Here are some steps to follow in negotiations

Plan, set climate, clarify

Clinical trial site investigators and others involved in contract negotiations can improve their negotiation techniques by following six simple steps, an expert says.

Barry Sagotsky, MBA, owner of Magnolia Lane Consulting of Princeton, NJ, and a partner with Asherman Associates in New York, NY, outlines key strategies to negotiation success, as follows:

1. Plan your negotiation strategy.

As part of planning, determine your own important issues and whether you have data to support your point of view. Also anticipate how the other party will react and what they'll want from the meeting. It's also a good idea to know what your ideal outcome is versus what you are willing to accept.

"People don't prepare and often are too anxious to get into it because they think they don't have time to negotiate," Sagotsky says. "Why shouldn't you spend an extra half hour getting it right when you're involved in the negotiations rather than wait to fix it later after the negotiations are done?"

2. Set the right climate.

"This takes an extra minute or two, but its objective is to reduce anxiety so the other party can hear what you are saying and react appropriately," Sagotsky says.

"A lot of people want to just start in the negotiations, saying, 'Let's get to it,'" he adds. "But that's not something that calms down the other party; some people are less likely to talk then and have less trust."

3. Clarify the issues.

This step outlines the reason for the meeting and establishes the issues of both parties.

Negotiators at this step will ask good questions and follow-up points so they'll understand what the other party is interested in achieving.

"The main job of a negotiator is to find out why the other party thinks they're right," Sagotsky says. "It's a truth that each party is right in their own mind or thinks they're right — no one comes to negotiations knowing they're wrong."
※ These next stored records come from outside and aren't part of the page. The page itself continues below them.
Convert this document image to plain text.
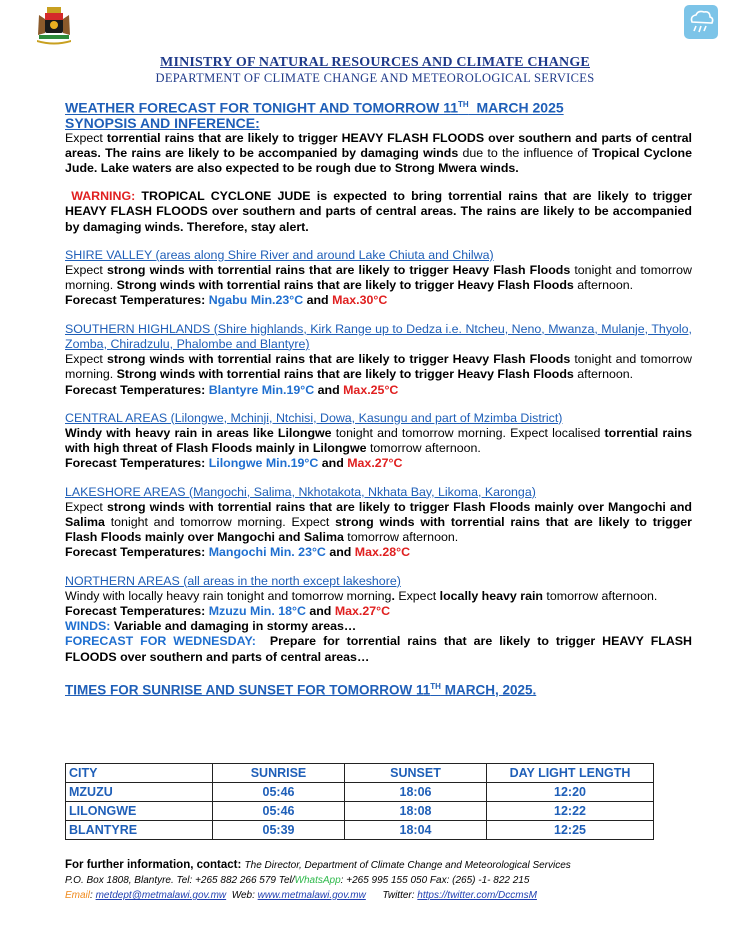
MINISTRY OF NATURAL RESOURCES AND CLIMATE CHANGE
DEPARTMENT OF CLIMATE CHANGE AND METEOROLOGICAL SERVICES
WEATHER FORECAST FOR TONIGHT AND TOMORROW 11TH  MARCH 2025
SYNOPSIS AND INFERENCE:
Expect torrential rains that are likely to trigger HEAVY FLASH FLOODS over southern and parts of central areas. The rains are likely to be accompanied by damaging winds due to the influence of Tropical Cyclone Jude. Lake waters are also expected to be rough due to Strong Mwera winds.
WARNING: TROPICAL CYCLONE JUDE is expected to bring torrential rains that are likely to trigger HEAVY FLASH FLOODS over southern and parts of central areas. The rains are likely to be accompanied by damaging winds. Therefore, stay alert.
SHIRE VALLEY (areas along Shire River and around Lake Chiuta and Chilwa)
Expect strong winds with torrential rains that are likely to trigger Heavy Flash Floods tonight and tomorrow morning. Strong winds with torrential rains that are likely to trigger Heavy Flash Floods afternoon.
Forecast Temperatures: Ngabu Min.23°C and Max.30°C
SOUTHERN HIGHLANDS (Shire highlands, Kirk Range up to Dedza i.e. Ntcheu, Neno, Mwanza, Mulanje, Thyolo, Zomba, Chiradzulu, Phalombe and Blantyre)
Expect strong winds with torrential rains that are likely to trigger Heavy Flash Floods tonight and tomorrow morning. Strong winds with torrential rains that are likely to trigger Heavy Flash Floods afternoon.
Forecast Temperatures: Blantyre Min.19°C and Max.25°C
CENTRAL AREAS (Lilongwe, Mchinji, Ntchisi, Dowa, Kasungu and part of Mzimba District)
Windy with heavy rain in areas like Lilongwe tonight and tomorrow morning. Expect localised torrential rains with high threat of Flash Floods mainly in Lilongwe tomorrow afternoon.
Forecast Temperatures: Lilongwe Min.19°C and Max.27°C
LAKESHORE AREAS (Mangochi, Salima, Nkhotakota, Nkhata Bay, Likoma, Karonga)
Expect strong winds with torrential rains that are likely to trigger Flash Floods mainly over Mangochi and Salima tonight and tomorrow morning. Expect strong winds with torrential rains that are likely to trigger Flash Floods mainly over Mangochi and Salima tomorrow afternoon.
Forecast Temperatures: Mangochi Min. 23°C and Max.28°C
NORTHERN AREAS (all areas in the north except lakeshore)
Windy with locally heavy rain tonight and tomorrow morning. Expect locally heavy rain tomorrow afternoon.
Forecast Temperatures: Mzuzu Min. 18°C and Max.27°C
WINDS: Variable and damaging in stormy areas…
FORECAST FOR WEDNESDAY:  Prepare for torrential rains that are likely to trigger HEAVY FLASH FLOODS over southern and parts of central areas…
TIMES FOR SUNRISE AND SUNSET FOR TOMORROW 11TH MARCH, 2025.
CITY	SUNRISE	SUNSET	DAY LIGHT LENGTH
MZUZU	05:46	18:06	12:20
LILONGWE	05:46	18:08	12:22
BLANTYRE	05:39	18:04	12:25
For further information, contact: The Director, Department of Climate Change and Meteorological Services
P.O. Box 1808, Blantyre. Tel: +265 882 266 579 Tel/WhatsApp: +265 995 155 050 Fax: (265) -1- 822 215
Email: metdept@metmalawi.gov.mw  Web: www.metmalawi.gov.mw      Twitter: https://twitter.com/DccmsM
So the issue identification step helps a negotiator find out why the other party believes what they do.

"This is the most overlooked piece of the negotiation process," Sagotsky says.

"People tend to go to talking about price, talking about why the price may be too high," he adds. "But if you talk about the price and delivery and quality and length of relationship and those sorts of things that both parties might be interested in, then you will have more concessions and compromise."

4. Make room for negotiating give and take.

At this point in the negotiations, a person might discuss the issues that were identified and ask for input on how each side can meet these objectives.

"A negotiator might ask, 'What are we going to do about getting you what you need and getting me what I need?'" Sagotsky says. "This is where continuing to listen and ask questions is important, and it's a way to also deepen the relationship and trust."

When this is not done well, the relationship can become worse.

"How you handle give-and-take will have an impact on your relationship the next time you meet," Sagotsky says. "We're consulting and not bargaining or pressuring to have a winner or loser; it should be a win-win negotiation."

1. Solve the problem.

At this point, negotiators should determine what needs to be done to reach a settlement.

"The first part is working through the issues you've identified during bargaining and going back and forth," Sagotsky says. "You make concessions, bargain, and now you come to a settlement."

Negotiators can solve the problem by summarizing the agreement and rechecking to make sure everyone understands what is being agreed to before finalizing the settlement, he adds.

2. Review the negotiation process and reach a settlement.

Clinical trial site negotiators should see a review process as their last step.

"How did the negotiations go?" Sagotsky says. "Look at the planning and preparation and determine what worked and what didn't."

Assuming a study site will meet again with the same sponsor or clinical research organization, the review process will help inform later negotiations.

The review also will provide clues as to how a site can improve its relationship with the sponsoring organization.